Message from the Director – March 16, 2021
On this historic occasion I want to congratulate Secretary Deb Haaland, who was confirmed last night as our new leader of the Department of the Interior. She is the first Indigenous cabinet secretary in our history. Her position marks an important step toward inclusive management of ancestral lands, sacred sites, and the public lands that we enjoy.
An impressive woman in her own right, Deb Haaland embodies the determination of the new administration to use the government for all Americans. She is a member of the Pueblo of Laguna in New Mexico, whose people have lived on this land for 35 generations. The daughter of two military veterans, she is a single mother who earned a law degree with a young child to care for. She was a tribal leader focused on environmentally responsible economic development in Laguna before she became a Democratic leader and was elected to Congress in 2018.
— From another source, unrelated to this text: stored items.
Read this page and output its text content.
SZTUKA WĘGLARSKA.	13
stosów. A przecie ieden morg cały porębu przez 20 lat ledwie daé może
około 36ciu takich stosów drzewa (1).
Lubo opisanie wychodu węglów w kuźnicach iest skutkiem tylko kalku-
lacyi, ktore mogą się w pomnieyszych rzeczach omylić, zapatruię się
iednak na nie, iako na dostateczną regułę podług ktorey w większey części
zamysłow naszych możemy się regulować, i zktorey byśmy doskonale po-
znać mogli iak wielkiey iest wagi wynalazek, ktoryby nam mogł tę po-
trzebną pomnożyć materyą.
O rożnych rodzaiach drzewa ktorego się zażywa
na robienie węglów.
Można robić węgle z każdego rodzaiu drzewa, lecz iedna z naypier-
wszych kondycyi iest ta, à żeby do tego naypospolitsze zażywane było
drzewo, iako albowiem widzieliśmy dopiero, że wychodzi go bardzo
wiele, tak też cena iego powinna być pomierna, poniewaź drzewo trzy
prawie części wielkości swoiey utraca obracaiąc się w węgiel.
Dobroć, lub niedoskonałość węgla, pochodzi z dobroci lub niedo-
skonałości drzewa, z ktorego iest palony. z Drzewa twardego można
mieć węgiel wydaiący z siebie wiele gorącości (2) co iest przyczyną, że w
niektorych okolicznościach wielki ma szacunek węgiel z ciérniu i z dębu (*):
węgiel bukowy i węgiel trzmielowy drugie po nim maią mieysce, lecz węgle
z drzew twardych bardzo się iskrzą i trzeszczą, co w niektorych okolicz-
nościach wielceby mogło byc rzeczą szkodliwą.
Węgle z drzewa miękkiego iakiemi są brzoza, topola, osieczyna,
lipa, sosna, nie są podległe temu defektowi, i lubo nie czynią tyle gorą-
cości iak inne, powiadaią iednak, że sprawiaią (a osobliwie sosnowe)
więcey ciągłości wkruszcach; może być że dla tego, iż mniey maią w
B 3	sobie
Secretary Haaland is heading a department that, in the nineteenth century, abandoned Indigenous peoples for political leverage. Established in 1849 to pull together federal offices that dealt with matters significant to domestic policy, the Department of the Interior took over control of Indian Affairs and public lands. The historical record of Indigenous genocide and corruption regarding the forced removal of Indigenous peoples to reservations and the greed that has led to the overexploitation of natural resources on public lands in the United States have left a tragic record. Haaland understands the struggles of Indigenous peoples and ordinary Americans and wants “to responsibly manage our natural resources to protect them for future generations—so that we can continue to work, live, hunt, fish, and pray among them.” Shortly after she was nominated by President Joe Biden she tweeted, “A voice like mine has never been a Cabinet secretary or at the head of the Department of the Interior. I’ll be fierce for all of us, our planet, and all of our protected land.”
We wish Secretary Haaland all the best in her new post.
Shelby J. Tisdale, Director
I acknowledge that the land where Fort Lewis College sits is the ancestral lands and territories of Nuchu (Ute), Apache, the Pueblos, Hopi, Zuni, and the Diné Nation.